There are not enough external signs of Mark Shatunovsky's existence for it to be considered a given.

          He was born on March 6, 1954, but this event impressed itself weakly on his memory.

          He studied at grammar school and then in the philological department of Moscow State University, but this had no particular affect on him.

          Only his stint in the army temporarily concretized him in the form of a reserve lance-corporal.

          It was said that at some later date he recited poetry somewhere with the poets of the "new wave", with Zhdanov, Eremenko, and Parshchikov  or with Bunimovich, Arabov and Iskrenko, but no one recalls exactly with whom or when, since this is nearly a legend by now.

          It seems he has a wife and daughter. But when his daughter fills in questionnaires at school she never knows how to how to answer the question about her father's profession. And his wife, seeking any sort of evidence of her husband's literary success, finds mention of him in rare reviews under the heading "and others".

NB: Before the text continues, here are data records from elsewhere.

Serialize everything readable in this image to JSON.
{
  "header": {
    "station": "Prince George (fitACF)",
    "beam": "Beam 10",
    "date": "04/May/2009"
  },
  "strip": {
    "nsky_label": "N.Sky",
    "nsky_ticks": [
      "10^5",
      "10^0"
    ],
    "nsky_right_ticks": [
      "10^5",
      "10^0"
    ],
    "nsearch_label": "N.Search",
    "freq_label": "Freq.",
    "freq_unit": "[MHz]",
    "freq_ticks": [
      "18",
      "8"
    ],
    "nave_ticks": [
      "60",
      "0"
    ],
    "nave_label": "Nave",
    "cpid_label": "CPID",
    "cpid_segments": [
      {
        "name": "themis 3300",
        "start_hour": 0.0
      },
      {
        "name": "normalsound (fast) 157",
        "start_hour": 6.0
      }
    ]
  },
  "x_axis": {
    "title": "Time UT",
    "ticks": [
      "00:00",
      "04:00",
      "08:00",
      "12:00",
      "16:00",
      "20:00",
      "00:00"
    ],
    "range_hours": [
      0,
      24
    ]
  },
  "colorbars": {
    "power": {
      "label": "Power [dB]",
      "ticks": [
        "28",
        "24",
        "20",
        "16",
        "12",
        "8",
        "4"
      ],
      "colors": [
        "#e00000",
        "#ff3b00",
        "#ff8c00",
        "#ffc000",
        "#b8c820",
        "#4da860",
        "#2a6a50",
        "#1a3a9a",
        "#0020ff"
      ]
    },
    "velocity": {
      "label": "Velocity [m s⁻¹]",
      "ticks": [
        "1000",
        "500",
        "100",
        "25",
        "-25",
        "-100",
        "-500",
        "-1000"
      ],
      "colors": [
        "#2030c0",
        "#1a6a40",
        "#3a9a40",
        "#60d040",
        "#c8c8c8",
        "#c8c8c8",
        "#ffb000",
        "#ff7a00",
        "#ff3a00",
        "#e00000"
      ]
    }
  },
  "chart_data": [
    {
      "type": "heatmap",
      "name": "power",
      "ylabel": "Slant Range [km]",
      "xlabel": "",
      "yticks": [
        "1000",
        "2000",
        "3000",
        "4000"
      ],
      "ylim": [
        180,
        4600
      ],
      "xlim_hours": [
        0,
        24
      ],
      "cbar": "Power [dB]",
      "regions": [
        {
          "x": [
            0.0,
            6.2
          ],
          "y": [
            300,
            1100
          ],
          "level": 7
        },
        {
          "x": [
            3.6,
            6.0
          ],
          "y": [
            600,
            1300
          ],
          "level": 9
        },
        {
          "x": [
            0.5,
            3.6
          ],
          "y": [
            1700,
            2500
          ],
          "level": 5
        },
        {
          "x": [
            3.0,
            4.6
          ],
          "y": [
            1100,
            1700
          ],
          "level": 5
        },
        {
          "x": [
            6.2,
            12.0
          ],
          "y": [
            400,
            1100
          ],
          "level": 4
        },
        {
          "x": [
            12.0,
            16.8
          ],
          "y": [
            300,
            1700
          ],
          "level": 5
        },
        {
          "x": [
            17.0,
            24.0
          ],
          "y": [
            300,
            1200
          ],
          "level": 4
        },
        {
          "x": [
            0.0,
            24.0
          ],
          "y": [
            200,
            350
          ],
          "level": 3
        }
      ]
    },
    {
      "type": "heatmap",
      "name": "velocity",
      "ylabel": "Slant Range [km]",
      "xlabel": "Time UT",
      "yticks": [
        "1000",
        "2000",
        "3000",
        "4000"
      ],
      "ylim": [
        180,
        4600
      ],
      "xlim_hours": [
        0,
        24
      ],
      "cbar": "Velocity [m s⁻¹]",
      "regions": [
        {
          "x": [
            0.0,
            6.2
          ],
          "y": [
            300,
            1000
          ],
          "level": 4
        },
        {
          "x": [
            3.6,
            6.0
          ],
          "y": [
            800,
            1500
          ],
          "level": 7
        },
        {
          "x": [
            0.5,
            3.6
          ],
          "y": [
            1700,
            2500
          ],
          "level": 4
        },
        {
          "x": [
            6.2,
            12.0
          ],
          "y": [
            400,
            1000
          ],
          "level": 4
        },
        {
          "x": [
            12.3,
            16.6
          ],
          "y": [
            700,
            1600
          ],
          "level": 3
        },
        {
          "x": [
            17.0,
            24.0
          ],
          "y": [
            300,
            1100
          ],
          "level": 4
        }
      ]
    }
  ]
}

          He even became a member of the Writers' Union, a feat achieved with the considerable efforts of Kirill Vladimirovich Kovaldzhi, whose once famous poetry seminar in Moscow it seems he attended quite regularly. But since this seminar has receded into the realm of legend and tradition, and only one restaurant remains of the Writers' Union, frequented by characters little resembling writers, even this fact does not permit us to accept the existence of Mark Alekseevich Shatunovsky as proven.

          His play "The Trajectory of a Snail, or An Anecdote About Stalin's Death" apparently played an entire season at the Moscow University Theater, but subsequent stormy nationwide events dispelled the authenticity of this rather minor incident.

          There is one further piece of material evidence: a book of poetry called Oshchushchenie Zhizni (The Sensation of Life). But the very fact of its release from the AMGA publishing house in Paris arouses doubt. Tell me, what was the point of publishing it in Russian in Paris? And then, can poetry really constitute even slightly serious proof? This is why two further books of poetry, Mysli travy (Thoughts of Grass, 1992), and Iz zhizni rastenii (From the Life of Plants, 1999), published in Moscow this time, can also not be considered as proof.

          It's true that his poetry and prose have been translated into English and French and published in American and French journals, leading to a belief in his existence in the United States and an official invitation from the United States Information Agency to take part in the prestigious International Writers' Program at the University of Iowa.

          But then the very last fact, the (neo-)novel Diskretnaya Nepreryvnost' Lyubvi (The Discrete Continuity of Love), written over the course of six years and published in the second issue of a  literary journal based in St. Petersburg, Postscriptum, betrays the fictitious nature of Mark Alekseevich Shatunovsky's existence. Think about it — could any real, living person write a novel for six whole years in our current conditions, so unfavorable for literary endeavors?